Yes, let us acknowledge
the fact, real State’s Rights died at Appomattox.
Until a Republican candidate comes along who will admit the fact
that Lincoln’s Party killed State’s Rights and therefore the
Constitution, we will forever be subject to a tyrannical and
ever-increasing big government.
As Ron Kennedy so well
demonstrated in his book Reclaiming Liberty, for the past
75 years the Republican Party has been just as responsible for
the growth of government as the Democrats. Every socialist
scheme of Roosevelt, Johnson, and Carter has been protected and
enlarged by Republicans. Is it any wonder that both political
parties today view the South, the last advocate of State’s
Rights, as their enemy? To add insult to injury every four
years the Republican Party sends its anointed candidates to
Dixie to convince Southerners that they are good
Republicans and therefore, once again, Southerners need to vote
for the Party of Lincoln.
As long as Southerners
tolerate being treated as a political whore to be used once
every four years by the “official” Republican Party, we can
never expect principles that we love to be respected by members
of the officially sanctioned Republican Party.
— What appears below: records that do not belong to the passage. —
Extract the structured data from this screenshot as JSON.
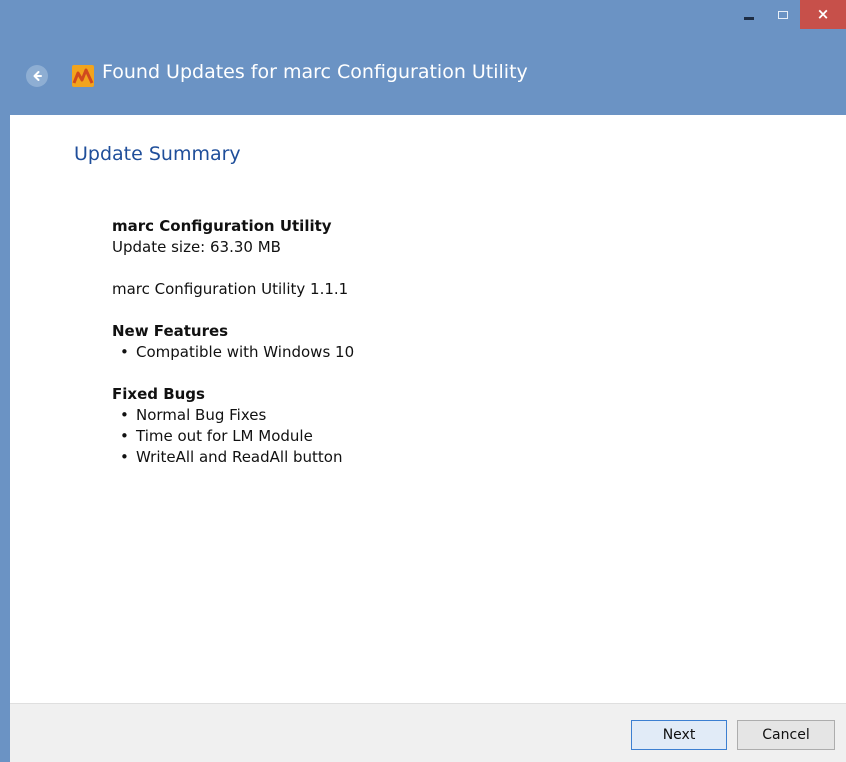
{
  "window": {
    "title": "Found Updates for marc Configuration Utility",
    "close_glyph": "×"
  },
  "content": {
    "heading": "Update Summary",
    "product_name": "marc Configuration Utility",
    "update_size": "Update size: 63.30 MB",
    "version_line": "marc Configuration Utility 1.1.1",
    "new_features": {
      "heading": "New Features",
      "items": [
        "Compatible with Windows 10"
      ]
    },
    "fixed_bugs": {
      "heading": "Fixed Bugs",
      "items": [
        "Normal Bug Fixes",
        "Time out for LM Module",
        "WriteAll and ReadAll button"
      ]
    }
  },
  "footer": {
    "next_label": "Next",
    "cancel_label": "Cancel"
  },
  "icons": {
    "back": "back-arrow-icon",
    "app": "marc-app-icon",
    "minimize": "minimize-icon",
    "maximize": "maximize-icon",
    "close": "close-icon"
  },
  "colors": {
    "titlebar": "#6b93c4",
    "heading_blue": "#1f4e9a",
    "close_red": "#c7504a"
  }
}
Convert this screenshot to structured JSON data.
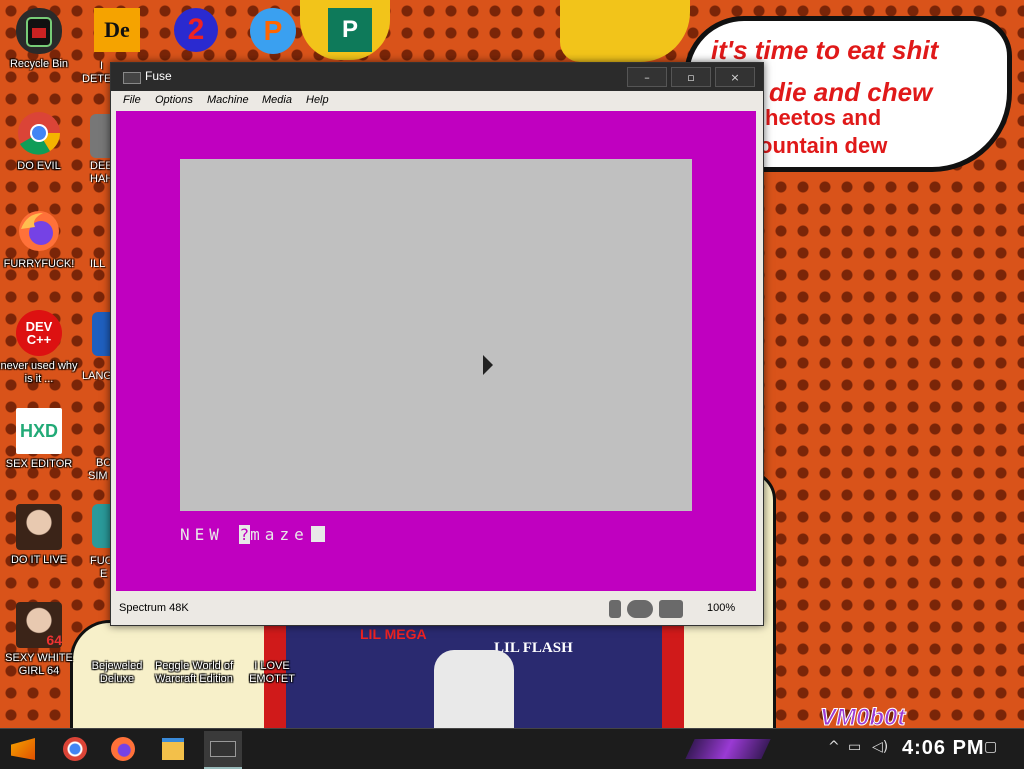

The National
Republican Party will respect the South only when the South
forces Republicans to respect us. Another good
Republican, even if he is from the South, will not force a
change in the Republican Party and ultimately America—we must
have one of our own, one who will unequivocally proclaim that in
1861 the South fought for State’s Rights and Lincoln’s Party
destroyed true American republicanism. As a Jeffersonian
Republican our candidate will help awaken within the hearts and
minds of our fellow Southerners a love and respect for our
heritage of liberty that has for the past fifty years been under
unrelenting attack. By contending for the Republican nomination
for president in all Southern States, our candidate can reawaken
Southerners to a love and respect for our heritage that will
become a stepping stone to the liberty and freedom not known
since 1776—a time when Americans believed in the right of
self-government, not big government.
Imagine the dilemma and
consternation within the Party of Lincoln when our Southern
delegates to the Republican Convention demand an apology from
the Republicans for their unconstitutional war of aggression
against the South! How will they respond when we demand a plank
in the Republican Party platform that recognizes the real
State’s Rights of nullification and secession! And if they turn
our Jeffersonian Republicans down, what will they do when we
take the South out of Mr. Lincoln’s Party and support a third
party in the general election (remember, without the South the
Party of Lincoln is forever a minority party)?
As long as we
Southerners allow the National Republican Party to use us, much
like a pimp uses his whores, we will be condemned to living with
less freedom and more government; we will be destined to having
sodomites held up before our children as heroes while men such
as Robert E. Lee and Stonewall Jackson are given the bums rush;
and, we will continue to have good Republicans elected
like Nixon and Bush. The question before us now as never before
since Appomattox is simply this, “Are we willing to do those
things necessary for Reclaiming Liberty?”